On January 1st I turn 36. It is a significant year for me as it is my “equalizing” year–it is the year that means I have lived away from “home” as long as I had lived at “home.”
I left my family at 18, bought a one way ticket to Scotland, and went to the Highlands to become a nun. As a back-up plan I bought camping equipment and thought I would live off that until I figured out my next move.
I did not make a good nun. I didn’t even make a good hiker. I crash landed in Manitoba in 2004 and stumbled though my 20s.
Another important thing that happens in my 36th year is that it becomes the year where my rate of moving average drops. Currently I sit at 35 moves, but come January first, I will average less than one move a year.
I’m getting all rooty.
Something I have noticed about living in a space for a relatively long time, like, over a year, is that you can unpack. There is time to organize your space. And something I noticed a few months ago after unpacking the last box, is that my brain feels more organized. Almost like moving is disruptive to your external life and your internal life.
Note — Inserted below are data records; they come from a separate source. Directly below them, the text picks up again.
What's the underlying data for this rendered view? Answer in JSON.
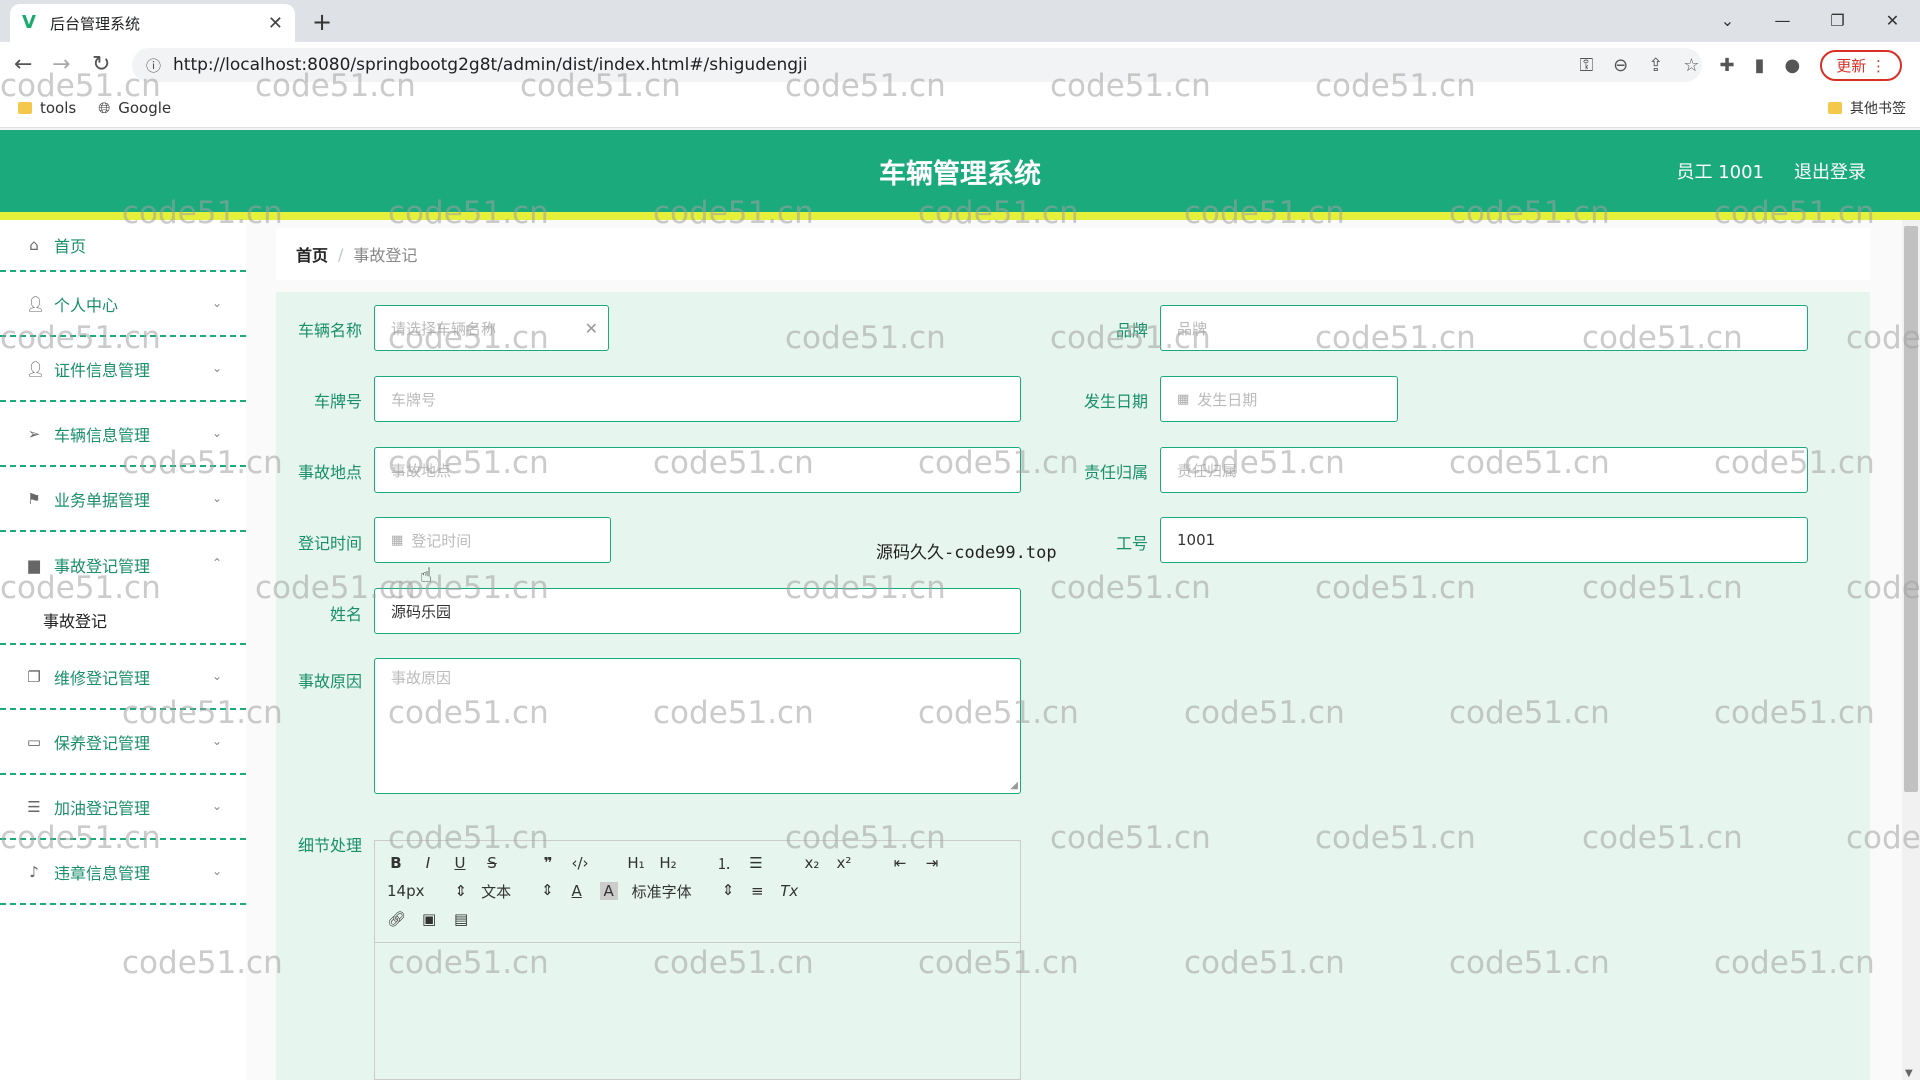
{
  "browser": {
    "tab_title": "后台管理系统",
    "tab_favicon": "V",
    "url": "http://localhost:8080/springbootg2g8t/admin/dist/index.html#/shigudengji",
    "update_label": "更新",
    "bookmarks": [
      "tools",
      "Google"
    ],
    "other_bookmarks": "其他书签"
  },
  "header": {
    "title": "车辆管理系统",
    "user": "员工 1001",
    "logout": "退出登录"
  },
  "sidebar": {
    "home": "首页",
    "items": [
      {
        "label": "个人中心",
        "icon": "user-icon"
      },
      {
        "label": "证件信息管理",
        "icon": "user-icon"
      },
      {
        "label": "车辆信息管理",
        "icon": "send-icon"
      },
      {
        "label": "业务单据管理",
        "icon": "flag-icon"
      },
      {
        "label": "事故登记管理",
        "icon": "car-icon"
      },
      {
        "label": "维修登记管理",
        "icon": "copy-icon"
      },
      {
        "label": "保养登记管理",
        "icon": "message-icon"
      },
      {
        "label": "加油登记管理",
        "icon": "list-icon"
      },
      {
        "label": "违章信息管理",
        "icon": "bell-icon"
      }
    ],
    "submenu_active": "事故登记"
  },
  "breadcrumb": {
    "home": "首页",
    "separator": "/",
    "current": "事故登记"
  },
  "form": {
    "vehicle_name": {
      "label": "车辆名称",
      "placeholder": "请选择车辆名称"
    },
    "brand": {
      "label": "品牌",
      "placeholder": "品牌"
    },
    "plate": {
      "label": "车牌号",
      "placeholder": "车牌号"
    },
    "date": {
      "label": "发生日期",
      "placeholder": "发生日期"
    },
    "location": {
      "label": "事故地点",
      "placeholder": "事故地点"
    },
    "responsibility": {
      "label": "责任归属",
      "placeholder": "责任归属"
    },
    "reg_time": {
      "label": "登记时间",
      "placeholder": "登记时间"
    },
    "job_no": {
      "label": "工号",
      "value": "1001"
    },
    "name": {
      "label": "姓名",
      "value": "源码乐园"
    },
    "reason": {
      "label": "事故原因",
      "placeholder": "事故原因"
    },
    "detail": {
      "label": "细节处理"
    }
  },
  "center_note": "源码久久-code99.top",
  "editor": {
    "font_size": "14px",
    "text_type": "文本",
    "font_family": "标准字体"
  },
  "watermark": "code51.cn"
}
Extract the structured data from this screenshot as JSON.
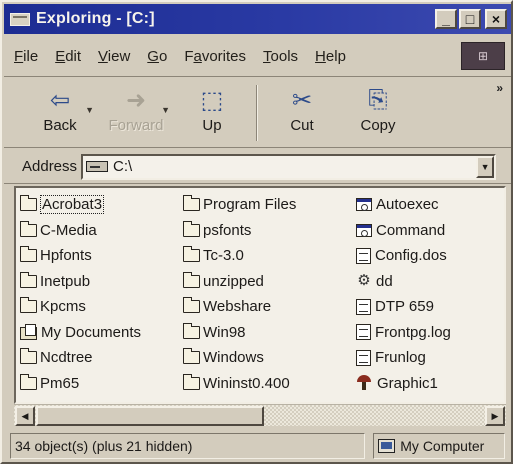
{
  "window": {
    "title": "Exploring - [C:]"
  },
  "title_buttons": {
    "minimize": "_",
    "maximize": "□",
    "close": "×"
  },
  "menu": [
    {
      "label": "File",
      "key": "F",
      "rest": "ile"
    },
    {
      "label": "Edit",
      "key": "E",
      "rest": "dit"
    },
    {
      "label": "View",
      "key": "V",
      "rest": "iew"
    },
    {
      "label": "Go",
      "key": "G",
      "rest": "o"
    },
    {
      "label": "Favorites",
      "pre": "F",
      "key": "a",
      "rest": "vorites"
    },
    {
      "label": "Tools",
      "key": "T",
      "rest": "ools"
    },
    {
      "label": "Help",
      "key": "H",
      "rest": "elp"
    }
  ],
  "toolbar": {
    "back": {
      "label": "Back",
      "icon": "⇦"
    },
    "forward": {
      "label": "Forward",
      "icon": "➜"
    },
    "up": {
      "label": "Up",
      "icon": "⬚"
    },
    "cut": {
      "label": "Cut",
      "icon": "✂"
    },
    "copy": {
      "label": "Copy",
      "icon": "⎘"
    },
    "more": "»"
  },
  "address": {
    "label": "Address",
    "value": "C:\\"
  },
  "files": {
    "col1": [
      {
        "name": "Acrobat3",
        "icon": "folder-icon"
      },
      {
        "name": "C-Media",
        "icon": "folder-icon"
      },
      {
        "name": "Hpfonts",
        "icon": "folder-icon"
      },
      {
        "name": "Inetpub",
        "icon": "folder-icon"
      },
      {
        "name": "Kpcms",
        "icon": "folder-icon"
      },
      {
        "name": "My Documents",
        "icon": "my-documents-icon"
      },
      {
        "name": "Ncdtree",
        "icon": "folder-icon"
      },
      {
        "name": "Pm65",
        "icon": "folder-icon"
      }
    ],
    "col2": [
      {
        "name": "Program Files",
        "icon": "folder-icon"
      },
      {
        "name": "psfonts",
        "icon": "folder-icon"
      },
      {
        "name": "Tc-3.0",
        "icon": "folder-icon"
      },
      {
        "name": "unzipped",
        "icon": "folder-icon"
      },
      {
        "name": "Webshare",
        "icon": "folder-icon"
      },
      {
        "name": "Win98",
        "icon": "folder-icon"
      },
      {
        "name": "Windows",
        "icon": "folder-icon"
      },
      {
        "name": "Wininst0.400",
        "icon": "folder-icon"
      }
    ],
    "col3": [
      {
        "name": "Autoexec",
        "icon": "batch-file-icon"
      },
      {
        "name": "Command",
        "icon": "ms-dos-program-icon"
      },
      {
        "name": "Config.dos",
        "icon": "document-icon"
      },
      {
        "name": "dd",
        "icon": "settings-file-icon"
      },
      {
        "name": "DTP 659",
        "icon": "word-document-icon"
      },
      {
        "name": "Frontpg.log",
        "icon": "document-icon"
      },
      {
        "name": "Frunlog",
        "icon": "text-file-icon"
      },
      {
        "name": "Graphic1",
        "icon": "graphic-file-icon"
      }
    ]
  },
  "status": {
    "objects": "34 object(s) (plus 21 hidden)",
    "location": "My Computer"
  }
}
I think it is these thoughts and realizations that have culminated in my decision to devote the next year of my art to exploring my personal narrative. I have a lot of shit to cover.
I thought I could make my work about cool things like chaos theory, or environmental extinction and the emergence of new ways of adapting…but no. My personal narrative keeps coming up and I think that if I don’t get to it, then it will eventually overwhelm my work and come out anyway.
Time to dive.
2021 is a big year for me.
I will hold my breath and plunge in head first.